The WASP era in American politics may be over, but its traditions—its false civility, its hidden intentions, malignant centrism and willful disregard of the truth—remain intact. If and when Biden and Beto enter the upcoming presidential race it is important to keep in mind the long tradition from which they come. While both are still a better option than Trump, neither are as progressive as they make themselves out to be. Both candidates look and act like the WASPs that came before them—which should make most people wary—and both should be held accountable, with the same level of scrutiny that one would hold a centrist Republican.
Trump’s ‘Make America Great Again’ is perhaps a more direct way of lionizing America’s ugly legacy. But to make the claim that “we weren’t always like this” and that a “return” to good manners is needed is no less insidious. They’re both implicit expressions of nostalgia for the system as it was—that is, an exclusionary, elite political class maintaining bipartisan control of the government—and rely on a common myth of a once-perfect United States which has only recently been turned afoul.
The myth of America relies on false memories of egalitarianism weighed on pragmatics. Regardless of where these sentiments reside, in the Republican or Democratic camp, they both illustrate white nostalgia for a past that was never as good as it was made out to be, particularly for those in the margins. Immigrants, people of color and the working class were hardly allowed a voice at the time our American myth was supposedly made. And they stand to lose the most if we return to our 20th-century monolithic style of governance.

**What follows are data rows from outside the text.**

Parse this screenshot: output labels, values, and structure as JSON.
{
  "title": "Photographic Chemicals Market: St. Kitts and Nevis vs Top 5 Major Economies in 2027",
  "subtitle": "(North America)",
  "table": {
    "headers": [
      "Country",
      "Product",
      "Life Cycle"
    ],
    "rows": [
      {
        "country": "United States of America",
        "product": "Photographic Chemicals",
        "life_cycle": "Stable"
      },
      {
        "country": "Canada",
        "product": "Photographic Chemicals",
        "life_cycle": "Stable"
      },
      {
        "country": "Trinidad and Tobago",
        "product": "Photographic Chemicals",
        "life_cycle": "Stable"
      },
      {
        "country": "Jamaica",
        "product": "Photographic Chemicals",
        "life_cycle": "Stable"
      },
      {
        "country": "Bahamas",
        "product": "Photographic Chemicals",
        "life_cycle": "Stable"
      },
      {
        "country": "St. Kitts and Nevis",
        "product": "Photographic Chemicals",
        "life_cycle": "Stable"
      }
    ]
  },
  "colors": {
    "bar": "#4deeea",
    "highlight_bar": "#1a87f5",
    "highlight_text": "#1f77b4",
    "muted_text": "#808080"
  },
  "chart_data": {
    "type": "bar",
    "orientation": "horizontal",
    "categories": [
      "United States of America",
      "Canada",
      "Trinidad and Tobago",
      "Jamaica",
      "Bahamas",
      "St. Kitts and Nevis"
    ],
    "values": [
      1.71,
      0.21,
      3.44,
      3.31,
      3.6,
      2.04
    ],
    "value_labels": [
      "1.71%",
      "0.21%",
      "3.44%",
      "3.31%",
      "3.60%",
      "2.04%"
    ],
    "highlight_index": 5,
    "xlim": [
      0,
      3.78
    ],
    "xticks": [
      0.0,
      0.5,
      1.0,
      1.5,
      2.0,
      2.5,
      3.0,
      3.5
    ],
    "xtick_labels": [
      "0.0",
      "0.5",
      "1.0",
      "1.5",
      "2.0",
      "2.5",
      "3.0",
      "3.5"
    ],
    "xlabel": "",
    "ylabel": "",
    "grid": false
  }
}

A “white moderate,” to borrow the words of Martin Luther King Jr., is particularly dangerous due to the fact that, for them, there are no sides, no good or bad. There is only “common sense,” which usually comes at the expense of the people’s struggle for justice, or “compromise” at the expense of human rights. Of course everyone wants to feel their politics are “common sense.” But too often is the phrase used to veil an unwillingness to enact change of any consequence. A white moderate candidate—of which there were many in the 20th century and many more still in the 21st—may speak well or to allude to “common sense,” and culturally held nostalgia for simpler days but “common sense” is that which maintains the status quo. Their campaigns may therefore sing promises of progress, but they can never be, in actuality, both progressive and moderate.

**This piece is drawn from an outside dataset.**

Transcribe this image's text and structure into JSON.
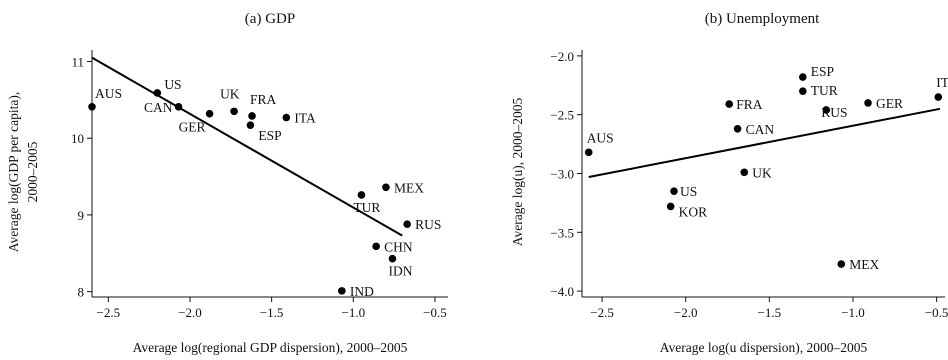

A real progressive candidate, if there is one at this point, will not have to hide their voting record because they will act in the same way that they speak. They will be forthright in their support for left wing policy, supporting Medicare for All and a Green New Deal without batting an eye or tiptoeing around exactly how much or to what extent they can muster their support. They will not hinge their campaign on their identity, their civility, their business acumen, or their ability to work in non-partisan settings because their policies will speak for themselves. It’s too early to say whether there is a “true” progressive candidate at this point in time. In any case, one would do well to examine what potential candidates have already done before taking them at their word for what they say they will do.